Twenty-two months after embarking on a search for a buyer for its steel plant in northeast England, and a year after being forced to partially mothball the plant, Tata Steel has struck a $469-million deal with Thai firm Sahaviriya Steel Industries.
The company will use the proceeds from the sale of assets in Teeside Cast Products to pay down debts, Mr Karl-Ulrich Koehler, CEO of Tata Steel in Europe, said at a conference call on Thursday. The deal is expected to be completed by the end of March.
Mr Koehler said the sale offered the “best chance of a viable future for TCP on Teeside’’. “It demonstrates our complete sincerity…when we said we were fighting for a future for the steelworks we meant it.”

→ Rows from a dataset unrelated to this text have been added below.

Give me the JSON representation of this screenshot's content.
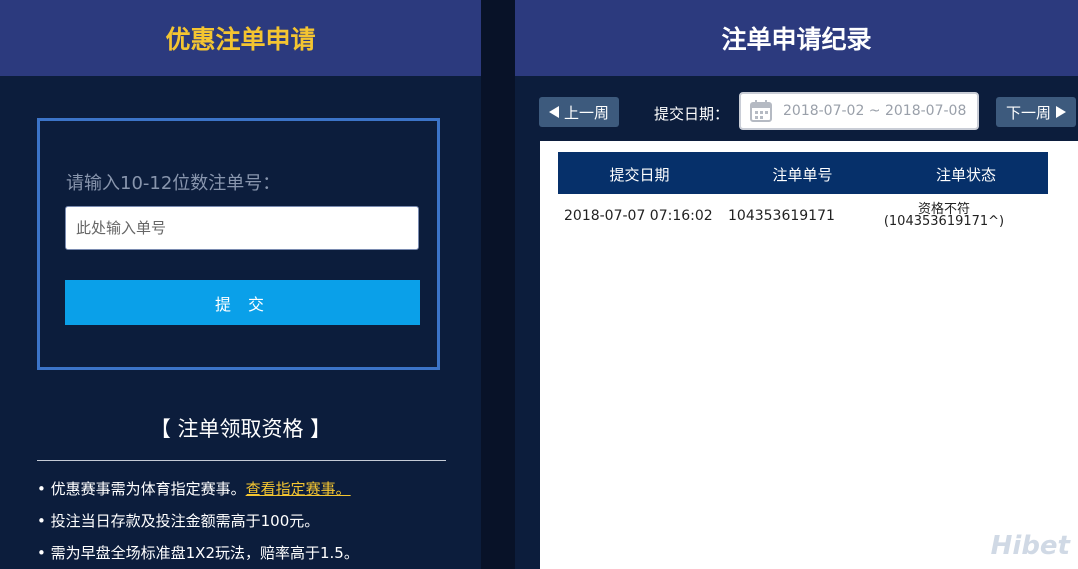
{
  "left": {
    "title": "优惠注单申请",
    "form_label": "请输入10-12位数注单号：",
    "input_placeholder": "此处输入单号",
    "submit_label": "提 交",
    "eligibility_title": "【 注单领取资格 】",
    "rules": [
      {
        "prefix": "• ",
        "text": "优惠赛事需为体育指定赛事。",
        "link": "查看指定赛事。"
      },
      {
        "prefix": "• ",
        "text": "投注当日存款及投注金额需高于100元。"
      },
      {
        "prefix": "• ",
        "text": "需为早盘全场标准盘1X2玩法，赔率高于1.5。"
      }
    ]
  },
  "right": {
    "title": "注单申请纪录",
    "prev_week": "上一周",
    "next_week": "下一周",
    "date_label": "提交日期：",
    "date_range": "2018-07-02 ~ 2018-07-08",
    "columns": [
      "提交日期",
      "注单单号",
      "注单状态"
    ],
    "rows": [
      {
        "date": "2018-07-07 07:16:02",
        "order_no": "104353619171",
        "status_line1": "资格不符",
        "status_line2": "(104353619171^)"
      }
    ]
  },
  "watermark": "Hibet",
  "colors": {
    "header_bg": "#2c3a7e",
    "panel_bg": "#0c1d3c",
    "accent_gold": "#f4c531",
    "submit_blue": "#0aa0e9",
    "table_head_bg": "#06306a",
    "box_border": "#3c74c8"
  },
  "icons": [
    "calendar-icon",
    "arrow-left-icon",
    "arrow-right-icon"
  ]
}
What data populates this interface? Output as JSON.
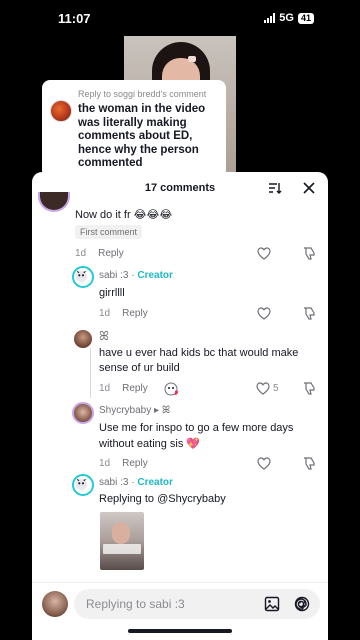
{
  "status_bar": {
    "time": "11:07",
    "network": "5G",
    "battery": "41"
  },
  "reply_card": {
    "reply_to": "Reply to soggi bredd's comment",
    "message": "the woman in the video was literally making comments about ED, hence why the person commented"
  },
  "sheet": {
    "title": "17 comments"
  },
  "comments": {
    "top": {
      "text": "Now do it fr 😂😂😂",
      "pill": "First comment",
      "time": "1d",
      "reply_label": "Reply"
    },
    "creator_reply_1": {
      "name": "sabi :3",
      "badge": "Creator",
      "text": "girrllll",
      "time": "1d",
      "reply_label": "Reply"
    },
    "reply_kids": {
      "name": "ꕤ",
      "line1": "have u ever had kids bc that would make",
      "line2": "sense of ur build",
      "time": "1d",
      "reply_label": "Reply",
      "likes": "5"
    },
    "reply_shycry": {
      "name": "Shycrybaby",
      "arrow": "▸ ꕤ",
      "line1": "Use me for inspo to go a few more days",
      "line2": "without eating sis 💖",
      "time": "1d",
      "reply_label": "Reply"
    },
    "creator_reply_2": {
      "name": "sabi :3",
      "badge": "Creator",
      "text": "Replying to @Shycrybaby"
    }
  },
  "input": {
    "placeholder": "Replying to sabi :3"
  },
  "colors": {
    "creator": "#20b8c7",
    "muted": "#8a8b91",
    "text": "#161823"
  }
}
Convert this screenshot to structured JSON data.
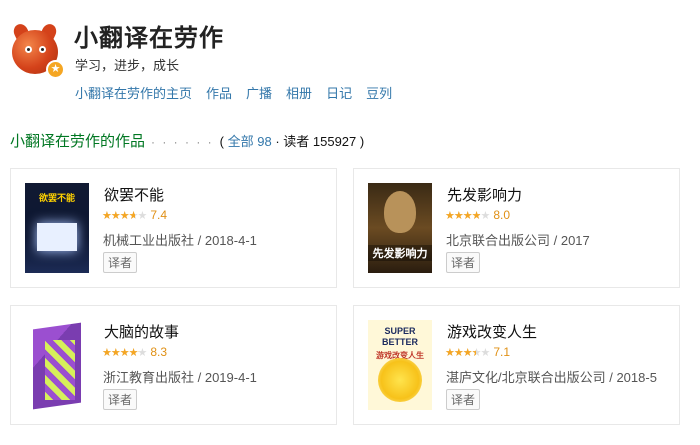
{
  "profile": {
    "name": "小翻译在劳作",
    "motto": "学习，进步，成长",
    "badge_icon": "star-icon"
  },
  "nav": {
    "items": [
      "小翻译在劳作的主页",
      "作品",
      "广播",
      "相册",
      "日记",
      "豆列"
    ]
  },
  "section": {
    "title": "小翻译在劳作的作品",
    "dots": "· · · · · ·",
    "open_paren": "( ",
    "all_label": "全部 98",
    "separator": " · ",
    "readers_label": "读者 155927",
    "close_paren": " )"
  },
  "books": [
    {
      "title": "欲罢不能",
      "rating": "7.4",
      "rating_fraction": 0.74,
      "publisher": "机械工业出版社 / 2018-4-1",
      "role": "译者",
      "cover_text": "欲罢不能"
    },
    {
      "title": "先发影响力",
      "rating": "8.0",
      "rating_fraction": 0.8,
      "publisher": "北京联合出版公司 / 2017",
      "role": "译者",
      "cover_text": "先发影响力"
    },
    {
      "title": "大脑的故事",
      "rating": "8.3",
      "rating_fraction": 0.83,
      "publisher": "浙江教育出版社 / 2019-4-1",
      "role": "译者"
    },
    {
      "title": "游戏改变人生",
      "rating": "7.1",
      "rating_fraction": 0.71,
      "publisher": "湛庐文化/北京联合出版公司 / 2018-5",
      "role": "译者",
      "cover_text": "SUPER BETTER",
      "cover_subtext": "游戏改变人生"
    }
  ],
  "colors": {
    "link": "#3377aa",
    "section_title": "#007722",
    "star": "#f5a623",
    "score": "#e09015"
  }
}
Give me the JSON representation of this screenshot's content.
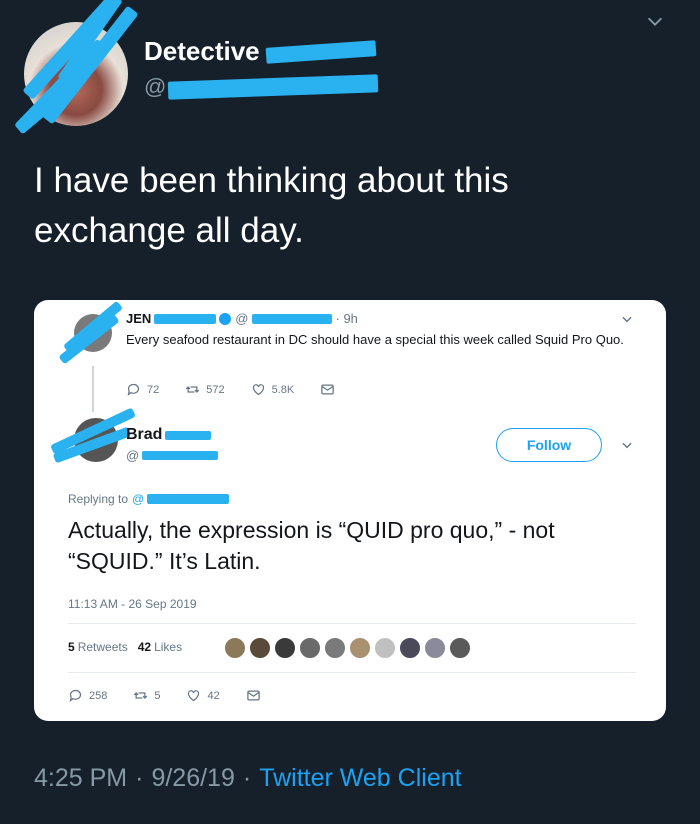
{
  "outer_tweet": {
    "display_name": "Detective",
    "handle_prefix": "@",
    "text": "I have been thinking about this exchange all day.",
    "timestamp": "4:25 PM",
    "date": "9/26/19",
    "separator": "·",
    "client": "Twitter Web Client"
  },
  "embedded": {
    "tweet1": {
      "name": "JEN",
      "at": "@",
      "time": "· 9h",
      "text": "Every seafood restaurant in DC should have a special this week called Squid Pro Quo.",
      "replies": "72",
      "retweets": "572",
      "likes": "5.8K"
    },
    "tweet2": {
      "name": "Brad",
      "handle": "@",
      "follow_label": "Follow",
      "replying_to": "Replying to",
      "replying_at": "@",
      "text": "Actually, the expression is “QUID pro quo,” - not “SQUID.” It’s Latin.",
      "timestamp": "11:13 AM - 26 Sep 2019",
      "retweets_count": "5",
      "retweets_label": "Retweets",
      "likes_count": "42",
      "likes_label": "Likes",
      "replies": "258",
      "retweets": "5",
      "likes": "42"
    }
  },
  "colors": {
    "background": "#15202b",
    "accent": "#1da1f2",
    "redaction": "#2ab1f0",
    "muted": "#8899a6"
  },
  "icons": [
    "chevron-down-icon",
    "reply-icon",
    "retweet-icon",
    "like-icon",
    "message-icon",
    "verified-icon"
  ]
}
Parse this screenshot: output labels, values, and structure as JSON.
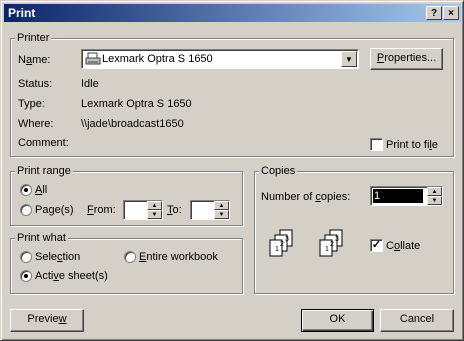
{
  "window": {
    "title": "Print",
    "help_label": "?",
    "close_label": "×"
  },
  "printer": {
    "group_label": "Printer",
    "name_label": "Name:",
    "name_value": "Lexmark Optra S 1650",
    "properties_label": "Properties...",
    "status_label": "Status:",
    "status_value": "Idle",
    "type_label": "Type:",
    "type_value": "Lexmark Optra S 1650",
    "where_label": "Where:",
    "where_value": "\\\\jade\\broadcast1650",
    "comment_label": "Comment:",
    "print_to_file_label": "Print to file",
    "print_to_file_checked": false
  },
  "print_range": {
    "group_label": "Print range",
    "all_label": "All",
    "pages_label": "Page(s)",
    "from_label": "From:",
    "to_label": "To:",
    "from_value": "",
    "to_value": "",
    "selected": "all"
  },
  "print_what": {
    "group_label": "Print what",
    "selection_label": "Selection",
    "entire_workbook_label": "Entire workbook",
    "active_sheets_label": "Active sheet(s)",
    "selected": "active_sheets"
  },
  "copies": {
    "group_label": "Copies",
    "number_label": "Number of copies:",
    "number_value": "1",
    "collate_label": "Collate",
    "collate_checked": true
  },
  "buttons": {
    "preview_label": "Preview",
    "ok_label": "OK",
    "cancel_label": "Cancel"
  },
  "colors": {
    "titlebar_start": "#0a246a",
    "titlebar_end": "#a6caf0",
    "face": "#d4d0c8"
  }
}
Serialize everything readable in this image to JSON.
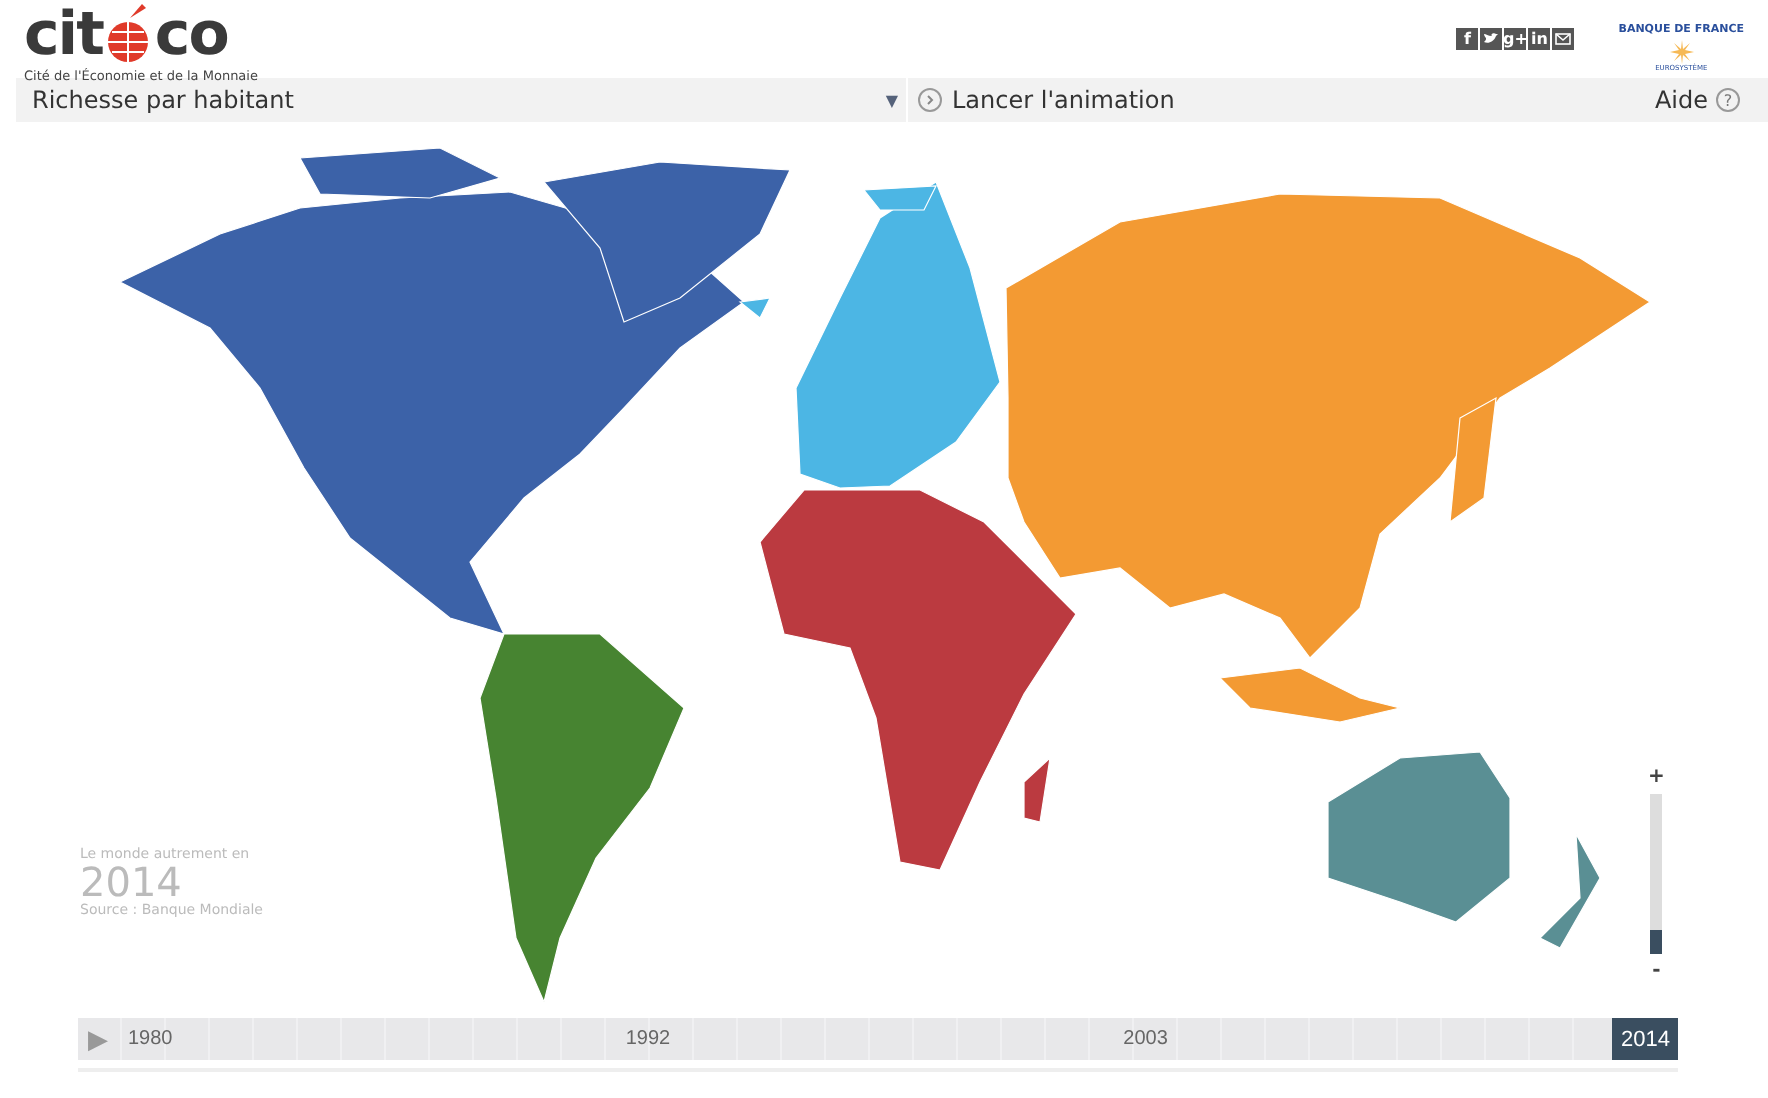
{
  "header": {
    "logo": {
      "before": "cit",
      "after": "co",
      "tagline": "Cité de l'Économie et de la Monnaie"
    },
    "social": [
      {
        "kind": "text",
        "label": "f"
      },
      {
        "kind": "bird"
      },
      {
        "kind": "text",
        "label": "g+"
      },
      {
        "kind": "text",
        "label": "in"
      },
      {
        "kind": "mail"
      }
    ],
    "partner": {
      "name": "BANQUE DE FRANCE",
      "sub": "EUROSYSTÈME"
    }
  },
  "toolbar": {
    "dropdown": "Richesse par habitant",
    "caret": "▼",
    "animate": "Lancer l'animation",
    "help": "Aide",
    "help_icon": "?"
  },
  "map": {
    "regions": [
      {
        "kind": "north-america",
        "color": "#3c62a8"
      },
      {
        "kind": "south-america",
        "color": "#478431"
      },
      {
        "kind": "europe",
        "color": "#4cb6e4"
      },
      {
        "kind": "africa",
        "color": "#bb3a40"
      },
      {
        "kind": "asia",
        "color": "#f39a33"
      },
      {
        "kind": "oceania",
        "color": "#5a8f94"
      }
    ],
    "caption": {
      "intro": "Le monde autrement en",
      "year": "2014",
      "source": "Source : Banque Mondiale"
    },
    "zoom": {
      "plus": "+",
      "minus": "-",
      "level": 0.15
    }
  },
  "timeline": {
    "play": "▶",
    "labels": [
      {
        "label": "1980",
        "selected": false
      },
      {
        "label": "1992",
        "selected": false
      },
      {
        "label": "2003",
        "selected": false
      },
      {
        "label": "2014",
        "selected": true
      }
    ]
  }
}
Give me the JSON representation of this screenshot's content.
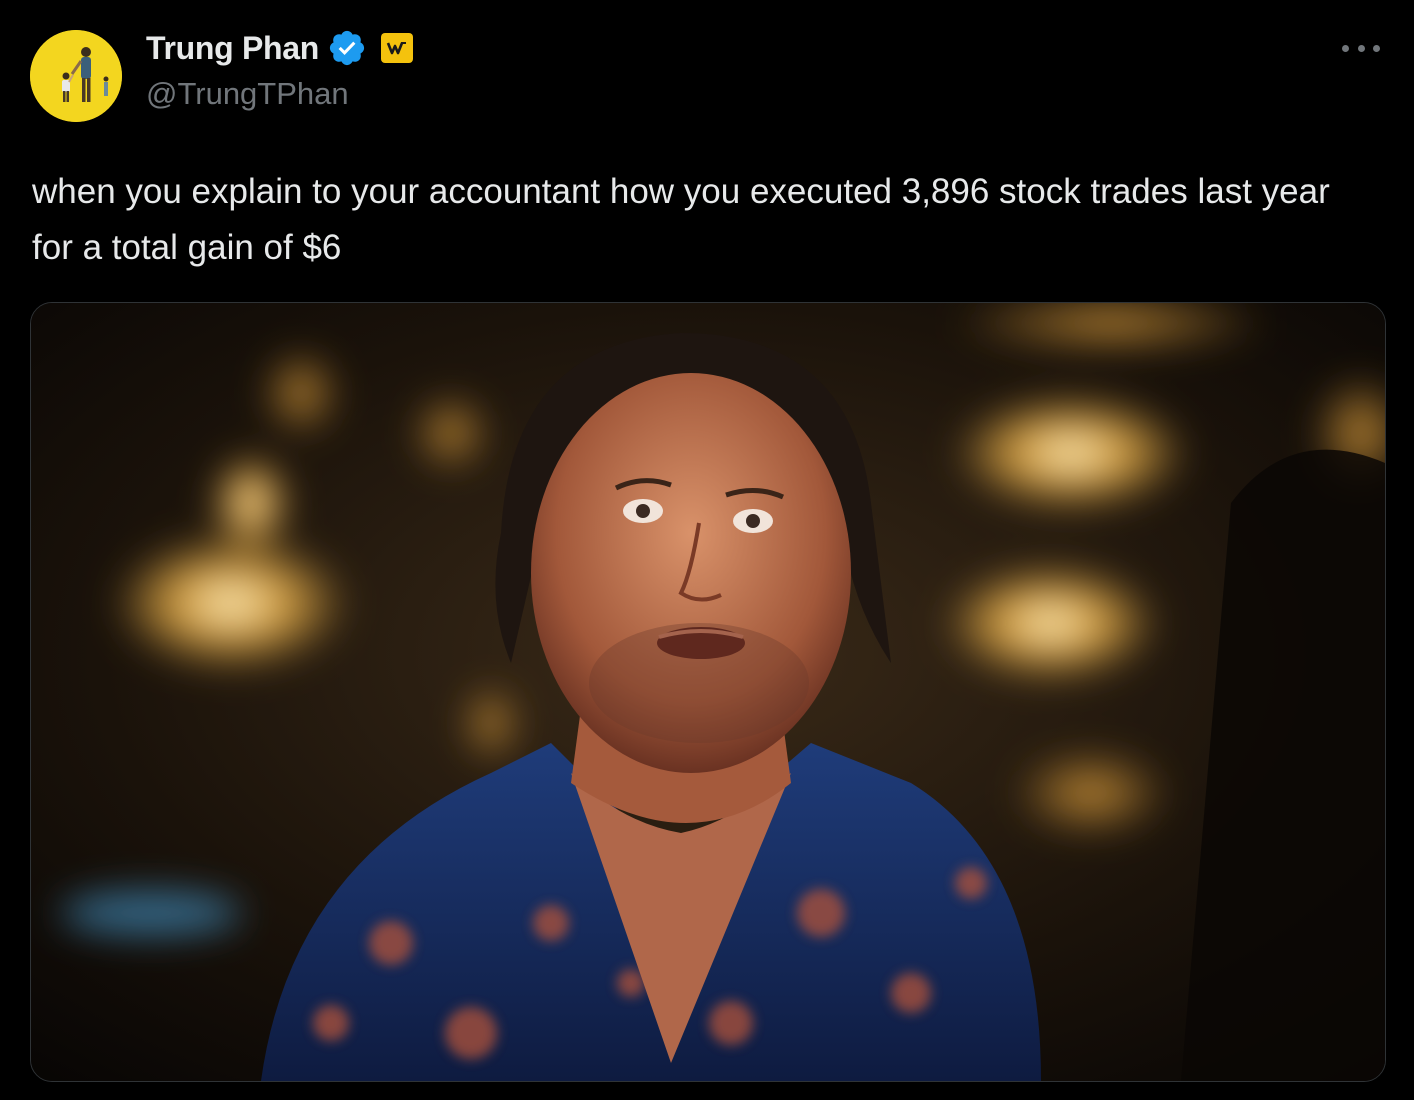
{
  "tweet": {
    "author": {
      "display_name": "Trung Phan",
      "handle": "@TrungTPhan",
      "verified": true,
      "avatar_icon": "person-with-child-avatar",
      "badge_icon": "w-affiliate-badge",
      "avatar_bg": "#f3d61f"
    },
    "text": "when you explain to your accountant how you executed 3,896 stock trades last year for a total gain of $6",
    "more_icon": "more-horizontal-icon",
    "media": {
      "type": "photo",
      "description_icon": "shocked-man-in-patterned-shirt-photo"
    }
  },
  "colors": {
    "background": "#000000",
    "text_primary": "#e7e9ea",
    "text_secondary": "#71767b",
    "verified_blue": "#1d9bf0",
    "badge_yellow": "#f4c20d"
  }
}
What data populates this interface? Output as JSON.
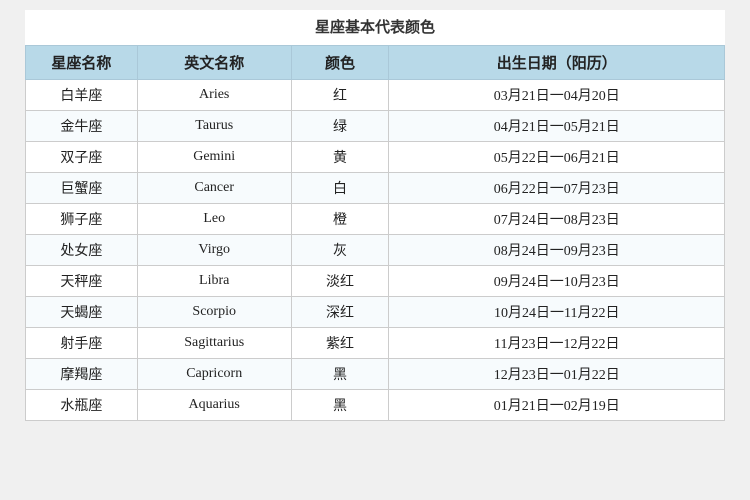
{
  "title": "星座基本代表颜色",
  "headers": {
    "zh_name": "星座名称",
    "en_name": "英文名称",
    "color": "颜色",
    "date": "出生日期（阳历）"
  },
  "rows": [
    {
      "zh": "白羊座",
      "en": "Aries",
      "color": "红",
      "date": "03月21日一04月20日"
    },
    {
      "zh": "金牛座",
      "en": "Taurus",
      "color": "绿",
      "date": "04月21日一05月21日"
    },
    {
      "zh": "双子座",
      "en": "Gemini",
      "color": "黄",
      "date": "05月22日一06月21日"
    },
    {
      "zh": "巨蟹座",
      "en": "Cancer",
      "color": "白",
      "date": "06月22日一07月23日"
    },
    {
      "zh": "狮子座",
      "en": "Leo",
      "color": "橙",
      "date": "07月24日一08月23日"
    },
    {
      "zh": "处女座",
      "en": "Virgo",
      "color": "灰",
      "date": "08月24日一09月23日"
    },
    {
      "zh": "天秤座",
      "en": "Libra",
      "color": "淡红",
      "date": "09月24日一10月23日"
    },
    {
      "zh": "天蝎座",
      "en": "Scorpio",
      "color": "深红",
      "date": "10月24日一11月22日"
    },
    {
      "zh": "射手座",
      "en": "Sagittarius",
      "color": "紫红",
      "date": "11月23日一12月22日"
    },
    {
      "zh": "摩羯座",
      "en": "Capricorn",
      "color": "黑",
      "date": "12月23日一01月22日"
    },
    {
      "zh": "水瓶座",
      "en": "Aquarius",
      "color": "黑",
      "date": "01月21日一02月19日"
    }
  ]
}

Among the assets that will be sold are the Redcar Blast Furnace, the Redcar and South Bank coke ovens, TCP’s power generation facilities and the Lackenby steelmaking and casting facilities.
Tata Steel will retain a number of assets including the Teeside Beam Mill and the Skinnigrove Special
Sections Mill, and will still employ around 1,800 people in the area. The company will also be able to use the bulk terminal, Redcar Wharf, through a joint venture agreement. “Tata Steel intends to have a major presence in Teeside,” said Mr Koehler.
Corus UK — as Tata Steel’s British operations were then known — and Sahaviriya Steel Industries signed a memorandum of understanding in August 2010, following months of speculation about potential buyers for the site. Tata Steel began its search for a buyer after a consortium of four international offtakers pulled out half-way through a ten-year contract to purchase the bulk of TCP’s product.
Tata Steel estimates it lost millions in profits a year as a result and entered arbitration proceedings against the consortium. Earlier this year, the International Court of Arbitration found that the consortium did not
validly terminate their offtake agreements, and is expected to make a decision on any penalties. Tata Steel will be continuing with these proceedings, Mr Koehler said.
Securing a future for the Teeside plant has proved a highly-sensitive operation, given the region’s economic vulnerability and reliance on employment from Teeside Cast Products, with local and national politicians joining the debate over the past two years.
“Coming just over a year after the plant was mothballed, it is a tribute to both companies involved — Tata Steel and SSI,” said Britain’s Business Secretary Mr Vincent Cable. “The successful sale is the result of the unions, Tata, SSI and the local community working together,” said the national secretary of the Unite union, Mr Paul Reuter.
Sahaviriya Steel Industries plans to invest a total of $1 billion, including $150 million on capital expenditure, over the next two years in Teeside Cast Products, taking the plant to its full capacity of producing around 3.5 million tonnes of slab steel to be sent to its own rolling plants in Thailand.
The acquisition will enable it to achieve its long-standing ambition of becoming a fully integrated steel
producer, said the SSI President, Mr Win Viriyaprapaikit. The company hopes to restart the blast furnace in the next six months, and begin production by the end of the year.